If you wanted to know whether Barack Obama’s Presidential Center is going to look more like the sore thumb of the University of Chicago’s Reva and David Logan Center for the Arts, or the nearly invisible bunker of Philadelphia’s Barnes Art Museum, last night’s meet and greet with the architects at the DuSable Museum wasn’t any help.
An intimate, cozy-up-to-the-neighbors affair for a few dozen representatives of local groups that have been clamoring for more community input, the event featured brief words from the New York-based architects Tod Williams and Billie Tsien, whose portfolio includes both the Logan Center and Barnes Museum, followed by a chance to rub elbows with them (and “mother-in-law-in-chief” Marian Robinson) at an open-bar reception.

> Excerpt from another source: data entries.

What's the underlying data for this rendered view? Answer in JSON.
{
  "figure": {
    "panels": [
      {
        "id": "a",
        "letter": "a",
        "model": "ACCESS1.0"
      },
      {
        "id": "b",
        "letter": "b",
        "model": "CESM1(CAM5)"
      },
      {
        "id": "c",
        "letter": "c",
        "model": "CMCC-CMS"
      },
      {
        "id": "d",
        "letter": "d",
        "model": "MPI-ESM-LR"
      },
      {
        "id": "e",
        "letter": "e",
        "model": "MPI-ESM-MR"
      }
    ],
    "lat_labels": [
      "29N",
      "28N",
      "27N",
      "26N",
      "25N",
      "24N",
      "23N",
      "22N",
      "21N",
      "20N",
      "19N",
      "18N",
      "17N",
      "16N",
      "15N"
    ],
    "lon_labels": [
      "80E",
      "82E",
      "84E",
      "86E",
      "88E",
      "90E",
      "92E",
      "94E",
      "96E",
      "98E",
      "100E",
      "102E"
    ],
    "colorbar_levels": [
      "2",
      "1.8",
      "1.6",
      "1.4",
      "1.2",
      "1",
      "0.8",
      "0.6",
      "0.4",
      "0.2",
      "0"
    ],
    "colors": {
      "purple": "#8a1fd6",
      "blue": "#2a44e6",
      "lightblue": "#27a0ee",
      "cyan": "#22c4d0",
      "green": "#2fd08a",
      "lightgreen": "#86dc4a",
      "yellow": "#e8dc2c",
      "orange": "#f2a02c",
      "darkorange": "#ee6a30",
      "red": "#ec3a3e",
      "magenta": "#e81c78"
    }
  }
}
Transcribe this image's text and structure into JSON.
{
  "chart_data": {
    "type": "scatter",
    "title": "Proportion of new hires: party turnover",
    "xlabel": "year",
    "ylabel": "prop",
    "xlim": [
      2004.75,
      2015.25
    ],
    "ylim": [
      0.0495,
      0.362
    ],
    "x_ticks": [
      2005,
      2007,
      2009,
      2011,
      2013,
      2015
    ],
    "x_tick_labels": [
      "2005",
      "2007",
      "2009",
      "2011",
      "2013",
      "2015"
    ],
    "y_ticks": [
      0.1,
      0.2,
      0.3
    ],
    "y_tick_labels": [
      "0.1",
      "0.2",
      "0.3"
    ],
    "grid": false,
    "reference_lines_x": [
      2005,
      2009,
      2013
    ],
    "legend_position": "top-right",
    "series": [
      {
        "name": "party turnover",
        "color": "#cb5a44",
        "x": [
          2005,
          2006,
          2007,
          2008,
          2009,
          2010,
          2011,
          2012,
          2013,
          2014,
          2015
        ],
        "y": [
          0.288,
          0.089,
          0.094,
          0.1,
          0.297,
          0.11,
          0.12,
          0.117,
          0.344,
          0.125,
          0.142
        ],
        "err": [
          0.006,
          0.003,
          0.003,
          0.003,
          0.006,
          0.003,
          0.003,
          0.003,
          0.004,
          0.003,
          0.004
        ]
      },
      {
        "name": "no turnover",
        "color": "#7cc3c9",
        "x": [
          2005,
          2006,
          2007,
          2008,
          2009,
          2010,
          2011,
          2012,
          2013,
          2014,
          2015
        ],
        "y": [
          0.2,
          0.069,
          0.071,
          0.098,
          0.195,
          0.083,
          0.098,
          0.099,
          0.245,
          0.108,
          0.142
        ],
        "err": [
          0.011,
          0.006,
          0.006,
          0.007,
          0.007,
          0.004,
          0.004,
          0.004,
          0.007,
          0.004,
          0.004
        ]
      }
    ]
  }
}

Obama Foundation Vice President of Civic Engagement Michael Strautmanis announced that the architectural team, which includes Dina Griffin of the Chicago firm of Interactive Design Architects, “is already a family,” and that the Obama facility, with its mission to function as an urban center, “will be unlike any other presidential library.”
Obama is still in the process of exploring ideas for the design, after which “we’ll open our community process,” Strautmanis said. He assured the audience, “Your voices will be heard,” adding, in an oblique reference to community complaints, “We’ll need your engagement in a constructive manner.” The plan is to break ground late next year and open in 2021.
Tsien said she screamed with excitement when they got the call awarding them this project, which she regards as the pinnacle of their careers. Then, she said, she called her mother.
Williams noted that she didn’t call him.
“We’ve been working together 40 years,” Tsien said, “but we’re married, so I’d like to say it seems like 80 years.”
They’re charming, but their work tends to be either serene or severe. Which way it’ll go for this immensely important addition to Jackson Park remains to be seen.